Fe and N Functionalized-Ordered Mesoporous Carbon with Different Morphologies: Role of Fe on Surface Properties and Electrocatalytic Activity

Because of their high energy conversion efficiency, low pollution, low operating temperature, high power density, and wide range of applications, fuel cells have received a plethora of attention. Oxygen reduction reaction (ORR) takes place usually on Pt loaded on different carbon supports, but their large-scale commercial application has been precluded mainly by the high cost of the requisite noble metal. To overcome all the drawbacks of Pt or Pt-based catalysts, various efforts have been devoted to find its proper substitute. Heteroatom-doped carbon catalysts, due to their high stability, excellent electrocatalytic performance, and economic viability over costly Pt-based catalysts are being pioneered as a suitable alternative.

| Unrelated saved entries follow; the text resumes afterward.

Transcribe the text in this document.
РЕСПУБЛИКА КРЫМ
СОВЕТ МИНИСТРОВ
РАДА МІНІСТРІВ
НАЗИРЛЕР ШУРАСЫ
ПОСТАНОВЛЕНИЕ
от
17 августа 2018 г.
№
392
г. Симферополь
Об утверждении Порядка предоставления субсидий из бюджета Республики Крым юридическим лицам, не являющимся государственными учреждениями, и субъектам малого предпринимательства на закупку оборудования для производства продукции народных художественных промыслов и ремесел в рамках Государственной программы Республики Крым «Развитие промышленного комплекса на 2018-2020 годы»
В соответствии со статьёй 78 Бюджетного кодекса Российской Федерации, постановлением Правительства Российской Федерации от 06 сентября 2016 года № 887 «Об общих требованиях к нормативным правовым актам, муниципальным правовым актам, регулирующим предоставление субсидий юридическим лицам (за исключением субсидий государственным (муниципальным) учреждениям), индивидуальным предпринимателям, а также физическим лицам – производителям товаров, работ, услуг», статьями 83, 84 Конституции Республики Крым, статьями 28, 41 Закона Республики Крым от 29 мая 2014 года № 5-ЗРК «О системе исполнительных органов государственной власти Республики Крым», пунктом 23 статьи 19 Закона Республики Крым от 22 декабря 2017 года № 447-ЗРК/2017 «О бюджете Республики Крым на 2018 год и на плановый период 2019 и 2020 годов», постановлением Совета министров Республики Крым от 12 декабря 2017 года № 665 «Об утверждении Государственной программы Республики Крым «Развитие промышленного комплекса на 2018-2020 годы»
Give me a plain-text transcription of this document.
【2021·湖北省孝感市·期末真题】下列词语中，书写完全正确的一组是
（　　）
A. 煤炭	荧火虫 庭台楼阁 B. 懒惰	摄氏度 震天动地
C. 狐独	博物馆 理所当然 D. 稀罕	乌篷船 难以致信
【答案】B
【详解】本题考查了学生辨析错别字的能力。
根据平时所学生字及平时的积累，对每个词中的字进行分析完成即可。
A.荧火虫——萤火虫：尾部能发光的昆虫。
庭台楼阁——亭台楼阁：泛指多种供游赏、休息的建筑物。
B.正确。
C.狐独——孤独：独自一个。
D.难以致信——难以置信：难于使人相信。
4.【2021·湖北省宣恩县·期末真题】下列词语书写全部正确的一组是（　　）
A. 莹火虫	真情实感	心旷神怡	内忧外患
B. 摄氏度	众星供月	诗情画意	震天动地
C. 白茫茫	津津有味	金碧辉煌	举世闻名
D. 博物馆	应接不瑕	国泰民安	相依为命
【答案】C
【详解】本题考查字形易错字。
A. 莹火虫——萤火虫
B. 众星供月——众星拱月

Although heteroatom-doped porous carbon materials have evolved as one of best possible solutions in this regard, the probable synergy of heteroatom doping and textural properties has not been well investigated yet in details. In this work, a detailed investigation is carried out on Fe and N-functionalized ordered mesoporous carbon (FeN-OMC) as electrocatalyst ORR in both alkaline and acidic media. The FeN-OMCs with different morphology are synthesized by pyrolysis of iron phthalocyanine-infiltrated corresponding SBA-15 silica templates. The as-synthesized FeN-OMC materials show excellent electrocatalytic ORR activity with nearly four electron transfer process. While the activity in alkaline media is nearly equal to or better than commercial Pt catalyst in terms of onset potential and diffusion-limited current density, it closely follows in acidic media, which is a tremendous achievement for non-precious metal catalysts developed till date. The most interesting observation is that not only heteroatom, but textural properties also affect catalytic activity profoundly. The physical presence of Fe species may be necessary in the synthesis of active heteroatom-doped carbon for high ORR activity, but may be not necessary any more for the as-prepared doped carbon to play as electrocatalyst for ORR.  Despite of being prepared with similar Fe and N content, the catalytic ability of FeN-OMC materials is gradually increased with decrease in mesopore channel length with maximum activity in thin platelet FeN-OMC. These observations demonstrate that structural morphology in addition to heteroatom and other textural properties, has significant synergistic influence on ORR catalysis in heteroatom-doped carbon materials.